Heat mold will be your best route. After riding in mine I've decided to get them heatmolded for better fit.


----------



## StarCommand (Dec 21, 2010)

When I bought mine, it was suggested that I not have them heat-molded. The guy said that my foot would heat-mold them itself, and if I heat molded them, it would pack out more than I wanted. Don't know if that's true, but my heat-molded Burton's packed out too much and I got heel lift even with the J bars in...

So, I didn't heat-mold my Zoom Force 1s. They are definitely tight, but I wear them around the house sometimes. I'm just going to let riding mold them. I don't want to have to buy another pair of boots next season because they packed out too much and my tiny little ankles slip out.


----------



## MistahTaki (Apr 24, 2010)

StarCommand said:


> When I bought mine, it was suggested that I not have them heat-molded. The guy said that my foot would heat-mold them itself, and if I heat molded them, it would pack out more than I wanted. Don't know if that's true, but my heat-molded Burton's packed out too much and I got heel lift even with the J bars in...
> 
> So, I didn't heat-mold my Zoom Force 1s. They are definitely tight, but I wear them around the house sometimes. I'm just going to let riding mold them. I don't want to have to buy another pair of boots next season because they packed out too much and my tiny little ankles slip out.


remold them? does that work?

in my case i want them a little tighter. that's why im going to get them heat molded. If it's already snug around your whole foot i think you should just let it break in its self.


----------



## StarCommand (Dec 21, 2010)

I don't know about re-molding... The Burton boots are a thing of the past now that I've slipped on the Nike's. Can't go back to those things now. The Nike's are too squooshy and comfty.

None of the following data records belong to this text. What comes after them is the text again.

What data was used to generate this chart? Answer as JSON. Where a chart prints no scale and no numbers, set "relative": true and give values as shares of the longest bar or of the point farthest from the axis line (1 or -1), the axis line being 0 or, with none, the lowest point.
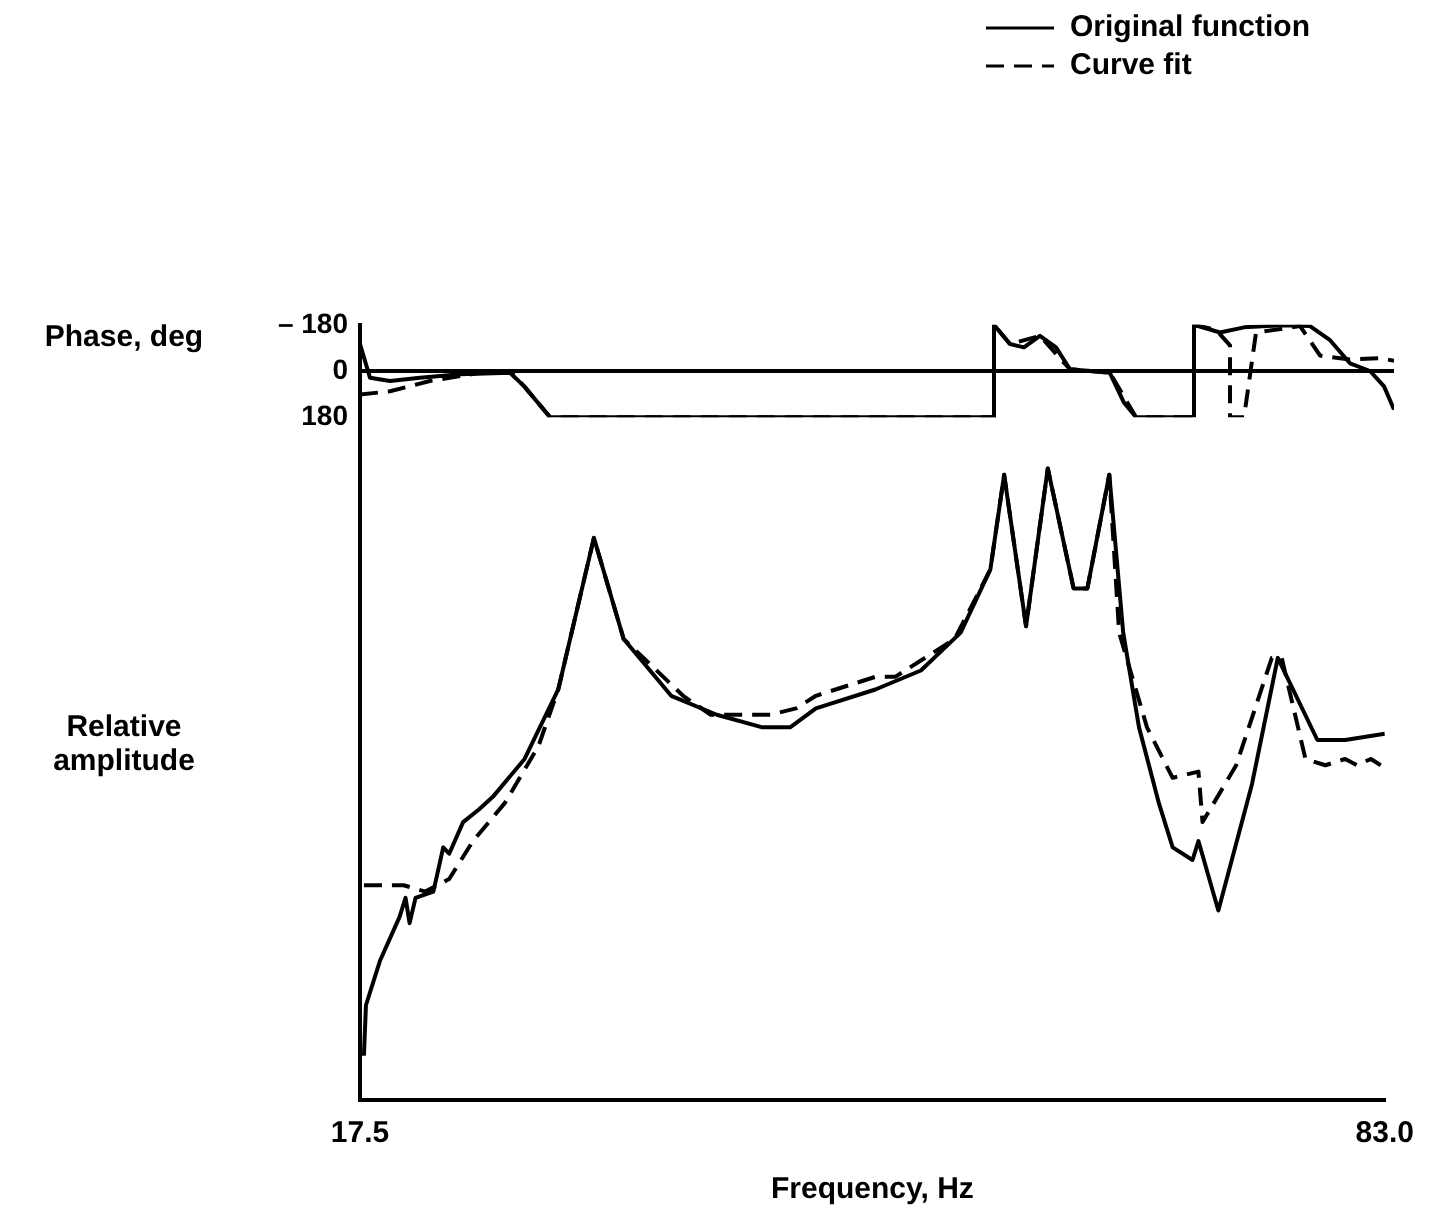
{
  "chart_data": [
    {
      "type": "line",
      "ylabel": "Phase, deg",
      "xlim": [
        17.5,
        83.0
      ],
      "ylim": [
        180,
        -180
      ],
      "yticks": [
        {
          "value": -180,
          "label": "– 180"
        },
        0,
        180
      ],
      "tick_labels": "y",
      "grid": false,
      "legend": "top right",
      "marker": "none",
      "ref_lines": [
        {
          "axis": "y",
          "value": 0,
          "color": "#000000"
        }
      ],
      "series": [
        {
          "name": "Original function",
          "color": "#000000",
          "line_style": "solid",
          "x": [
            17.5,
            18.13,
            19.4,
            21.3,
            23.83,
            27.0,
            27.89,
            29.54,
            57.66,
            57.66,
            58.67,
            59.56,
            60.57,
            61.59,
            62.47,
            65.0,
            65.9,
            66.66,
            70.33,
            70.33,
            71.98,
            73.5,
            75.78,
            77.68,
            78.95,
            80.21,
            81.48,
            82.37,
            83.0
          ],
          "values": [
            -105,
            26,
            39,
            26,
            13,
            7,
            59,
            180,
            180,
            -180,
            -105,
            -92,
            -137,
            -92,
            -7,
            7,
            124,
            180,
            180,
            -180,
            -150,
            -170,
            -178,
            -175,
            -120,
            -30,
            0,
            60,
            150
          ]
        },
        {
          "name": "Curve fit",
          "color": "#000000",
          "line_style": "dashed",
          "x": [
            17.5,
            19.4,
            21.93,
            25.1,
            27.0,
            27.89,
            29.54,
            57.66,
            57.66,
            58.67,
            60.57,
            62.47,
            65.0,
            66.66,
            70.33,
            70.33,
            71.73,
            72.61,
            72.61,
            73.5,
            74.26,
            77.05,
            78.32,
            80.21,
            82.11,
            83.0
          ],
          "values": [
            92,
            79,
            39,
            7,
            0,
            59,
            180,
            180,
            -180,
            -105,
            -137,
            -7,
            7,
            180,
            180,
            -180,
            -160,
            -100,
            180,
            180,
            -150,
            -175,
            -60,
            -45,
            -50,
            -40
          ]
        }
      ]
    },
    {
      "type": "line",
      "ylabel": "Relative amplitude",
      "xlabel": "Frequency, Hz",
      "relative": true,
      "xlim": [
        17.5,
        83.0
      ],
      "xticks": [
        17.5,
        {
          "value": 83.0,
          "label": "83.0"
        }
      ],
      "grid": false,
      "marker": "none",
      "series": [
        {
          "color": "#000000",
          "line_style": "solid",
          "x": [
            17.75,
            17.88,
            18.77,
            20.03,
            20.41,
            20.67,
            21.05,
            22.19,
            22.82,
            23.2,
            24.09,
            25.1,
            25.99,
            28.02,
            30.17,
            32.45,
            34.35,
            37.39,
            40.3,
            43.22,
            44.99,
            46.64,
            50.44,
            53.35,
            55.89,
            57.79,
            58.67,
            60.07,
            61.46,
            63.11,
            63.99,
            65.39,
            66.28,
            67.29,
            68.56,
            69.44,
            70.71,
            71.09,
            72.36,
            74.51,
            76.16,
            78.69,
            80.47,
            83.0
          ],
          "values": [
            0.07,
            0.15,
            0.22,
            0.29,
            0.32,
            0.28,
            0.32,
            0.33,
            0.4,
            0.39,
            0.44,
            0.46,
            0.48,
            0.54,
            0.65,
            0.89,
            0.73,
            0.64,
            0.61,
            0.59,
            0.59,
            0.62,
            0.65,
            0.68,
            0.74,
            0.84,
            0.99,
            0.75,
            1,
            0.81,
            0.81,
            0.99,
            0.74,
            0.59,
            0.47,
            0.4,
            0.38,
            0.41,
            0.3,
            0.5,
            0.7,
            0.57,
            0.57,
            0.58
          ]
        },
        {
          "color": "#000000",
          "line_style": "dashed",
          "x": [
            17.75,
            20.29,
            21.68,
            23.2,
            24.72,
            26.75,
            28.9,
            30.17,
            32.45,
            34.35,
            38.15,
            39.92,
            43.72,
            45.37,
            46.64,
            50.44,
            51.71,
            55.51,
            57.79,
            58.67,
            60.07,
            61.46,
            63.11,
            63.99,
            65.39,
            66.02,
            67.8,
            69.44,
            71.09,
            71.35,
            73.5,
            75.78,
            76.41,
            77.93,
            79.2,
            80.47,
            81.22,
            82.11,
            82.74
          ],
          "values": [
            0.34,
            0.34,
            0.33,
            0.35,
            0.41,
            0.47,
            0.56,
            0.65,
            0.89,
            0.73,
            0.64,
            0.61,
            0.61,
            0.62,
            0.64,
            0.67,
            0.67,
            0.73,
            0.84,
            0.99,
            0.75,
            1,
            0.81,
            0.81,
            0.99,
            0.74,
            0.59,
            0.51,
            0.52,
            0.44,
            0.53,
            0.7,
            0.7,
            0.54,
            0.53,
            0.54,
            0.53,
            0.54,
            0.53
          ]
        }
      ]
    }
  ]
}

I don't mind that they are a little tight. My toes get a little numb and cold after a couple hours, but at least it will bring me in for a break so I don't forget to eat.


----------



## MistahTaki (Apr 24, 2010)

Actually, I don;t know if i really want to now that i think of it. i've already worn them a bit and they smell bad


----------



## StarCommand (Dec 21, 2010)

I don't see how heating them up could make the smell any worse... Wait...


----------



## Leo (Nov 24, 2009)

I never heat molded any of my boots. I always let it naturally mold around my feet. Works like a charm 

I think of it this way... in the food world, slow cooking nets you great tasting food compared to the same dish fast cooked.

I don't know if that analogy works here, but I still like it :cheeky4:

I always buy boots that fit me snugly out of the box. somewhere between uncomfortable and just right. Certainly not circulation cutting. One thing is for sure, boots definitely shouldn't be super comfortable out of the box. My hails did come close though


----------



## MistahTaki (Apr 24, 2010)

Leo said:


> I never heat molded any of my boots. I always let it naturally mold around my feet. Works like a charm
> 
> I think of it this way... in the food world, slow cooking nets you great tasting food compared to the same dish fast cooked.
> 
> ...


would just wearing them make the foam expand in areas that aren;t as snug?


----------